Eine Besorgnis der Befangenheit kann danach jedenfalls dann begründet sein, wenn das verbandspolitische Engagement in einem engen inneren und zeitlichen Zusammenhang mit dem Verfahrensgegenstand und den konkreten Verfahren steht, an denen der Richter mitwirkt (vgl. BVerwG, Urteil vom 29. Oktober 1987, a.a.O.; Schmidt-Jortzig, a.a.O.; Vollkommer, a.a.O.). Das ist hier der Fall. Das Schreiben an den Senator für Inneres bezieht sich ausdrücklich auf (dort im Einzelnen nach Datum und Aktenzeichen aufgeführte) erstinstanzliche Urteile, die dem 4. Senat in diesem und weiteren Zulassungsverfahren zur Überprüfung vorliegen, und befürwortet gegenüber dem Senator, dessen Behörde in den gerichtlichen Verfahren den Beklagten vertritt, jener Rechtsprechung zu folgen und den Familienzuschlag ab dem dritten Kind zu erhöhen. Darin liegt der Sache nach eine Bewertung der Urteile als richtig verbunden mit der verbandspolitischen Empfehlung an den erstinstanzlich unterlegenen Verfahrensbeteiligten, die Urteile zu akzeptieren und sie für alle Richter und Beamten umzusetzen (anstatt dagegen vorzugehen).
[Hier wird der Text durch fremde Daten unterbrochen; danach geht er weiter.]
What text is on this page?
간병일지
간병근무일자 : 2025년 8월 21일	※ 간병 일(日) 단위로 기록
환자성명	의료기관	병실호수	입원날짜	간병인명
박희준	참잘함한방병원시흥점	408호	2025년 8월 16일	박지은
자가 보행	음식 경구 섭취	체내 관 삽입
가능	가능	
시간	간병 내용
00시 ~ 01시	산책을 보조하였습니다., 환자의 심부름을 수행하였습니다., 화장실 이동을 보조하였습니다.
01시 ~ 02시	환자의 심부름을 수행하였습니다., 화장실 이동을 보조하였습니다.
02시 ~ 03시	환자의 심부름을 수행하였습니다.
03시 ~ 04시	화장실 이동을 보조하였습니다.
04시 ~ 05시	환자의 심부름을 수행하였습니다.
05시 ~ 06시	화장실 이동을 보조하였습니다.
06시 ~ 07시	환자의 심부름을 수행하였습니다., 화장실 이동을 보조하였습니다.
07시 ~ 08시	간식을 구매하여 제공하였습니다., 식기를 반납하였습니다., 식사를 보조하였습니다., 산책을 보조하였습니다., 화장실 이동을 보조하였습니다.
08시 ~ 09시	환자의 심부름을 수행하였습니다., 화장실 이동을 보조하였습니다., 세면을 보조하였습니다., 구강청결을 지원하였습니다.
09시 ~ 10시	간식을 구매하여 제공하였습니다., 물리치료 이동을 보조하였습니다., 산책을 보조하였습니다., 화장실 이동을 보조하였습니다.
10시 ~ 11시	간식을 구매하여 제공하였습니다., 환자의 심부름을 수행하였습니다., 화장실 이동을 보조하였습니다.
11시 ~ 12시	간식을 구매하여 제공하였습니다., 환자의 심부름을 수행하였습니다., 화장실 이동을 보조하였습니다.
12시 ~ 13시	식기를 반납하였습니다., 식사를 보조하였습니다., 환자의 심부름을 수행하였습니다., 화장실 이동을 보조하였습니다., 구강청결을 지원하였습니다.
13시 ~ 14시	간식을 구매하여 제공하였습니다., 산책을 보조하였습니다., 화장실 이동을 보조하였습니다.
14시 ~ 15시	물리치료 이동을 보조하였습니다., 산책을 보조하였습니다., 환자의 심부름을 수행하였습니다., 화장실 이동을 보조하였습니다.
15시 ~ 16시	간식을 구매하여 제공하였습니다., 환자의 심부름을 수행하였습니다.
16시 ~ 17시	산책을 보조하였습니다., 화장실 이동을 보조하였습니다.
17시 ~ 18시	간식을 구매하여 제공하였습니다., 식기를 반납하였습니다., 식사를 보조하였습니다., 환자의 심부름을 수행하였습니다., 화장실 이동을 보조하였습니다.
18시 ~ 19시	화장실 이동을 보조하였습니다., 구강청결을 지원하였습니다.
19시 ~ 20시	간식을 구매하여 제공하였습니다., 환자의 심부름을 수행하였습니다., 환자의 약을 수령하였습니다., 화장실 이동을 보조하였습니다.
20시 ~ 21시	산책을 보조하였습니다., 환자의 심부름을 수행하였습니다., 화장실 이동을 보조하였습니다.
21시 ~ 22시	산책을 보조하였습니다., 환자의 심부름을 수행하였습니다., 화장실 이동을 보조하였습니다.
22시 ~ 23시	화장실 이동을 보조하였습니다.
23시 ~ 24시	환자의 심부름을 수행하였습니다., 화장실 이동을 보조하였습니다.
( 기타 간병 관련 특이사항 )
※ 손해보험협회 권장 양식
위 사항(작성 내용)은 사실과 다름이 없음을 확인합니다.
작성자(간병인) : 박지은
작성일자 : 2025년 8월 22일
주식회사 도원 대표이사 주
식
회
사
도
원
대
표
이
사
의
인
In einer solchen Situation ist bei verständiger Würdigung die Besorgnis der Befangenheit aus Sicht des Beklagten objektiv begründet. Dass nicht der Richter als Vereinsvorsitzender, sondern der Schriftführer das Schreiben unterzeichnet hat, spielt insoweit keine Rolle. Das Schreiben erging im Namen des Verwaltungsrichtervereins, dessen Vorsitzender der Richter ist; er hat außerdem dem Text vor Absendung zugestimmt. Aus Sicht eines verständigen Verfahrensbeteiligten hat er sich mit dem Inhalt des Schreibens identifiziert.

Dieser Beschluss ist unanfechtbar (§ 152 Abs. 1 VwGO).